The script contains simple functions for parsing and writting fasta (Fasta_Parser(), Write_Fasta()), and class for fasta records (FastaRecord) which can be recycled and repurposed.

Usage:

printing help:

>python geneStitcher.py -h

>python geneStitcher.py -in 1.fasta 2.fasta 3.fasta

or

>python geneStitcher.py -in *.fasta -d '@'

Example:

File1.fasta:

 >OTU1@UniqueIdentifier
 AGATGGATGGAGATTTAGGA
 >OTU2
 TTTAGGTATTCTATCAGAGG

File2.fasta:

>OTU1@ADifferentIndentifier with crazy stuff in the end 13145661.0b:
TTTGGATTAGTTTAGGA
>OTU2
TATTTCAGTAGTTGAGA
>OTU3@GB|5456464564.4
CCCCCAATATTATTTTA
$./geneSticther File 1.fasta File2.fasta

SuperMatrix.al:

>OTU1	
AGATGGATGGAGATTTAGGATTTGGATTAGTTTAGGA
>OTU2
TTTAGGTATTCTATCAGAGGTATTTCAGTAGTTGAGA
>OTU3
--------------------CCCCCAATATTATTTTA

Simple leaf (tip, taxon, OTU or terminal node) renaming script. Automatically renames fasta identifiers, tree leaves, and other ocurrences of the names to replace. Requires a commas delimited file (csv) with exactly two columns; the fisrt column being the current name to match (target), and the second contains the new name (replacement). Does not deletes input files, creates a new version o the input (v2) with the replaced names.

usage:

python this4that.csv Names.csv Alignment.fasta DataBlock.nex *bootstrap.tre

example csv:

Sp1,Araneus_marmoreus
Sp2,Nephila_clavipes
Sp3,Leucauge_venusta
Sp4,Theridiosoma_sp.

TODO:

  • Process multiple column csv for flexible renaming.
  • For fasta files, alert of non modified records.
  • Custom name appending and delimiters.
  • Get organism name from genebank sequences

Recodes nucleotide sequences in the input file(s)(fasta) replacing purines (A, G) with 'R' and pyrimidines (T, C) with 'Y'. Its purpose is to ameliorate the effects base composition biases in phylogenetic inference. However, you may want to test first if your data partition sufferes from heterogeneus base composition, eg. p4 https://code.google.com/p/p4-phylogenetics/

This script takes as argumenets the number of the codon to change 1, 2, 3 or N to recode the whole sequence. usage:

python RYplace.py 3 file1.fasta file2.fasta filen.fasta

The RY coded versions add the suffix '_RY' to the file name.
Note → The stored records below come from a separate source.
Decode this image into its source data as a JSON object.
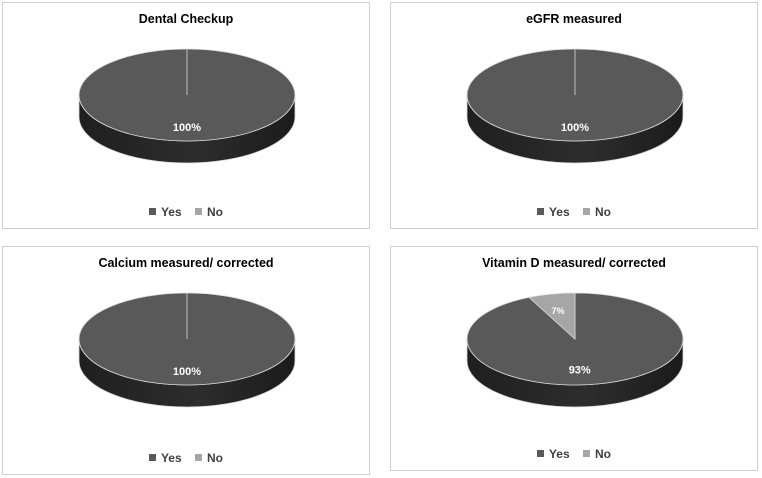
{
  "colors": {
    "yes": "#595959",
    "no": "#a6a6a6",
    "outline": "#d9d9d9"
  },
  "chart_data": [
    {
      "type": "pie",
      "title": "Dental Checkup",
      "categories": [
        "Yes",
        "No"
      ],
      "values": [
        100,
        0
      ],
      "data_labels": [
        "100%",
        ""
      ],
      "legend": "bottom"
    },
    {
      "type": "pie",
      "title": "eGFR measured",
      "categories": [
        "Yes",
        "No"
      ],
      "values": [
        100,
        0
      ],
      "data_labels": [
        "100%",
        ""
      ],
      "legend": "bottom"
    },
    {
      "type": "pie",
      "title": "Calcium measured/ corrected",
      "categories": [
        "Yes",
        "No"
      ],
      "values": [
        100,
        0
      ],
      "data_labels": [
        "100%",
        ""
      ],
      "legend": "bottom"
    },
    {
      "type": "pie",
      "title": "Vitamin D measured/ corrected",
      "categories": [
        "Yes",
        "No"
      ],
      "values": [
        93,
        7
      ],
      "data_labels": [
        "93%",
        "7%"
      ],
      "legend": "bottom"
    }
  ]
}
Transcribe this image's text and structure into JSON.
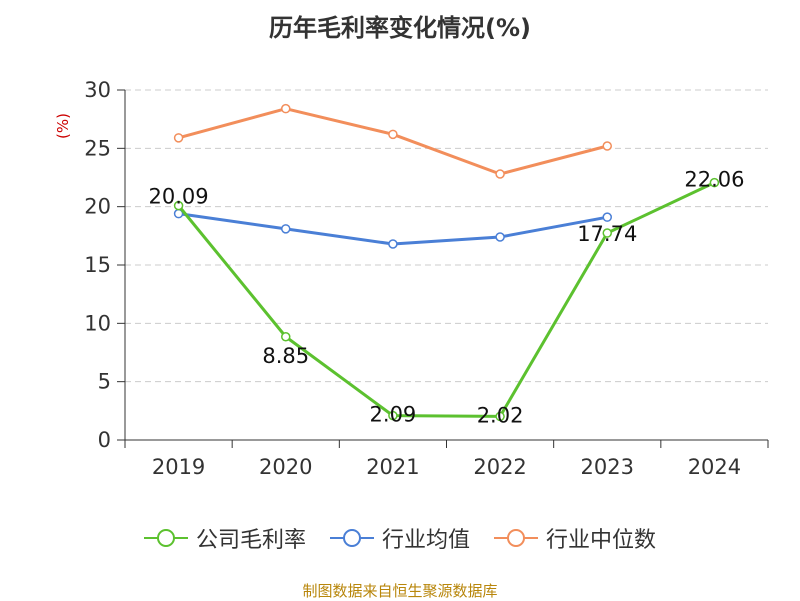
{
  "title": "历年毛利率变化情况(%)",
  "source": "制图数据来自恒生聚源数据库",
  "chart_data": {
    "type": "line",
    "title": "历年毛利率变化情况(%)",
    "ylabel": "(%)",
    "xlabel": "",
    "ylim": [
      0,
      30
    ],
    "yticks": [
      0,
      5,
      10,
      15,
      20,
      25,
      30
    ],
    "categories": [
      "2019",
      "2020",
      "2021",
      "2022",
      "2023",
      "2024"
    ],
    "grid": true,
    "legend_position": "bottom",
    "series": [
      {
        "name": "公司毛利率",
        "color": "#5cc12f",
        "values": [
          20.09,
          8.85,
          2.09,
          2.02,
          17.74,
          22.06
        ],
        "labels": [
          "20.09",
          "8.85",
          "2.09",
          "2.02",
          "17.74",
          "22.06"
        ]
      },
      {
        "name": "行业均值",
        "color": "#4a7fd6",
        "values": [
          19.4,
          18.1,
          16.8,
          17.4,
          19.1,
          null
        ]
      },
      {
        "name": "行业中位数",
        "color": "#f28e5b",
        "values": [
          25.9,
          28.4,
          26.2,
          22.8,
          25.2,
          null
        ]
      }
    ],
    "axis_color": "#333333",
    "ylabel_color": "#cc0000",
    "grid_color": "#cccccc"
  }
}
Self explanatory, takes as input a FASTA file and produces a FASTA where only the specified codon positions of the sequences are present. The output is printed to the STDOUT and can be redirected to a file using ">" or ">>".

usage:

awk splitcodon.awk gene.fasta 3 > gene_3.fasta

python 2.7 All scripts are written in pure python and standard modules (os re sys).